Como saber se cidades, estados e países pedem artigo? Nos tempos em que a escola ensinava e o aluno aprendia, os professores citavam um versinho que mostra o caminho das pedras. Ele manda trocar o verbo ir por trocar e, depois, seguir a dica:
Se, ao voltar volta da, crase no a.
Se, ao voltar, volto de, crase pra quê?
Com o troca-troca, temos:
Regina Duarte volta de Brasília.
Volta de? Crase pra quê? Melhor: Regina Duarte vai a Brasília.
Outros exemplos
Regina vai à Bahia. (Regina volta da Bahia.)
Jair vai à Índia. (Jair volta da Índia).
Brasileiros vão a Portugal. (Brasileiros voltam de Portugal.)
Eu vou à França e a Cuba. (Eu volto da França e de Cuba.)
Vamos a São Paulo e à Paraíba. (Voltamos de São Paulo e da Paraíba.)
Um só
Etc. tem ponto no final? Tem. Coincide com o ponto no fim da frase? Sem problema. Fique com um só: Comprei laranja, maçã, pêssego, abacaxi etc. (A vírgula antes do etc. é facultativa.)
Súplica
Atenção, galera. Na fala descontraída, a preposição para fica preguiçosa que só. Vira pra e torna-se leve como a pluma no ar. Por isso, a hedonista faz uma súplica: “Não me deem o peso de um acento. Livrar-se de um fardo e ganhar outro? Seria trocar seis por meia dúzia. Nada inteligente”: Pra frente, Brasil. Trabalhei pra burro. Gasta dinheiro pra chuchu. Acende uma vela pra Deus e uma pro diabo.
Mais eufemismos
Silvestre Gorgulho leu a coluna de quarta, “Eufemismos à solta”. Mal terminou, mais exemplos lhe vieram à cabeça.

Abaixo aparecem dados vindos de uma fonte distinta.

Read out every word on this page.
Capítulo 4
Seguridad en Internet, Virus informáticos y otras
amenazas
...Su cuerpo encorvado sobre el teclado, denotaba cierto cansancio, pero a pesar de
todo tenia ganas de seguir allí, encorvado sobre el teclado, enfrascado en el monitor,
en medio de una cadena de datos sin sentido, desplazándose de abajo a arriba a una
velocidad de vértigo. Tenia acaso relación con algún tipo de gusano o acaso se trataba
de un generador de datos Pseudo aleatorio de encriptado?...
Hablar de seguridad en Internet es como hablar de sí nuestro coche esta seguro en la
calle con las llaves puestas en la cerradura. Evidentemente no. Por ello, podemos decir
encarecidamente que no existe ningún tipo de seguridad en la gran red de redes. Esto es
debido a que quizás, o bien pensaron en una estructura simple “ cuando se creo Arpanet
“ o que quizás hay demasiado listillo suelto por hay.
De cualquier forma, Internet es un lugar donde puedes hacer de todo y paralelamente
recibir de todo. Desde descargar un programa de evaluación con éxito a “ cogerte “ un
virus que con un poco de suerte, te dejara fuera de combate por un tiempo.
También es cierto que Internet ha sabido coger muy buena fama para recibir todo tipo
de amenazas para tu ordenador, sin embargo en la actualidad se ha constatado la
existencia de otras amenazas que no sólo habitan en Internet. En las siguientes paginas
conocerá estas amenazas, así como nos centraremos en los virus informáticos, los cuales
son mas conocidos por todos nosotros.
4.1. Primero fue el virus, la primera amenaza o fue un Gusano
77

Animado, escreveu: “Não há como lembrar os maiores eufemismos que saltaram aos olhos nas últimas décadas — caixa dois, dinheiro pra campanha, apoio financeiro para partido. Ao contrário do que quer fazer crer o filme Democracia em vertigem, de Petra Costa, eles são eufemismos para o verbo roubar.
Leitor pergunta
A palavra brechó tem a ver com o príncipe Belchior, que foi visitar Maria e Jesus? Consta que ele era vendedor.
Uriel Villas, Santos
Indiretamente, sim. O primeiro comerciante brasileiro de objetos velhos e usados chamava-se Belchior. Ele abriu a loja no Rio de Janeiro no final do século 19. Com o tempo, entrou em vigor a lei do menor esforço. Belchior virou brechó.
Tentando fazer que ele encontre? Tentando fazer com que ele encontre? Com ou sem preposição?
Carlos Gama, lugar incerto
O Dicionário de verbos e regimes, de Francisco Fernandes (o melhor que temos na praça), admite as duas formas. É acertar ou acertar.